À parte de Portugal, quem sai da Ucrânia foge também para França, Alemanha, Áustria, Espanha…e mesmo o Reino Unido. No entanto, os britânicos estão a ser a maior dor de cabeça para quem se quer refugiar da guerra em terras de Sua Majestade, tal é a burocracia para que um país possa receber um refugiado de guerra. Das mais de 18.000 aplicações já feitas por ucranianos e por outras pessoas de outras nacionalidades que fogem da invasão russa, foram aceites apenas…300. É impensável e inacreditável que mesmo num período tão negro da história europeia, refugiados de guerra ainda tenham que enfrentar problemas burocráticos para que possam ser recebidos. Estamos a falar de uma crise humanitária na Europa, em pleno ano de 2022 e a primeira coisa que um país se lembra de fazer é encher os refugiados com “papéis”. Temos que ter mais empatia, mais coração e perceber que há alturas para tudo e há oportunidades para tudo. Deveria ser altura para dizer: “estão a fugir de uma guerra, a deixar o vosso país para trás por questões de segurança e por questões humanitárias, bem-vindos em primeiro lugar, as burocracias ficam para mais tarde”. É só desumano.
Portugal nesse aspeto é um exemplo, acolhendo quem tiver que ser acolhido e apoiando na integração, na educação e no ensino da Língua Portuguesa, no alojamento, na alimentação, na procura de oportunidades de trabalho…e nas tais burocracias que países como o Reino Unido colocam como o primeiro entrave.

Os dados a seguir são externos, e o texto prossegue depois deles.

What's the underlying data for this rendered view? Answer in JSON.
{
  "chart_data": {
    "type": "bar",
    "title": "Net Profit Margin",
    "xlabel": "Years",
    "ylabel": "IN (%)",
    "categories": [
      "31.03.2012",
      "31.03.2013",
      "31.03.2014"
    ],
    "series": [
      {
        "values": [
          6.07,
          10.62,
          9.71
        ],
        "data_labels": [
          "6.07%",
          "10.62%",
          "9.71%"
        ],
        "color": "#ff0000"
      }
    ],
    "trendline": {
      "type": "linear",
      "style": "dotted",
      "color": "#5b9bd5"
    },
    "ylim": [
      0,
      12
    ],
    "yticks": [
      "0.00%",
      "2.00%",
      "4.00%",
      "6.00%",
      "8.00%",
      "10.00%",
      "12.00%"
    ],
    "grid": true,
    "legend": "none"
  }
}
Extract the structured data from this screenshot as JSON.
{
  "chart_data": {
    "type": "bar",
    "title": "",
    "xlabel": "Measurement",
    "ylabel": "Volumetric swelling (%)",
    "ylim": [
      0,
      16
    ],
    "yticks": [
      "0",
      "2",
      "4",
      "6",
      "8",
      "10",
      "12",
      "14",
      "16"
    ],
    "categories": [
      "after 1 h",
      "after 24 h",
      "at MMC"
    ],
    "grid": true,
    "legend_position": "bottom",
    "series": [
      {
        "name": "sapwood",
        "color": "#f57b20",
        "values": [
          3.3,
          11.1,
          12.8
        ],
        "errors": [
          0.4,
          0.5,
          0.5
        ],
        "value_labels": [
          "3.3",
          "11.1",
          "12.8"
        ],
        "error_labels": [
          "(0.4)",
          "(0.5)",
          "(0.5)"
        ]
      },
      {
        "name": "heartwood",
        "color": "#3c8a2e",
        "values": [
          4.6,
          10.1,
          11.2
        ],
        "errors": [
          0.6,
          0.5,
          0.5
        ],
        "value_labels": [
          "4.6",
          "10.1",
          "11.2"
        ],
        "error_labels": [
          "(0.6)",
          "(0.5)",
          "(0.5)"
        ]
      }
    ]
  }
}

As políticas de Boris Johnson e do seu Governo nem sempre foram as mais adequadas, mas para além das sanções económicas severas aplicadas à Rússia, a Putin e aos oligarcas russos, ao envio de equipamento militar e de tropas para as fronteiras com a Ucrânia, há que também ser humano e receber de braços abertos em primeiro lugar, deixando a papelada para o lugar e horas indicadas.
Estamos a falar de uma questão humanitária e, como tal, temos que ser humanos.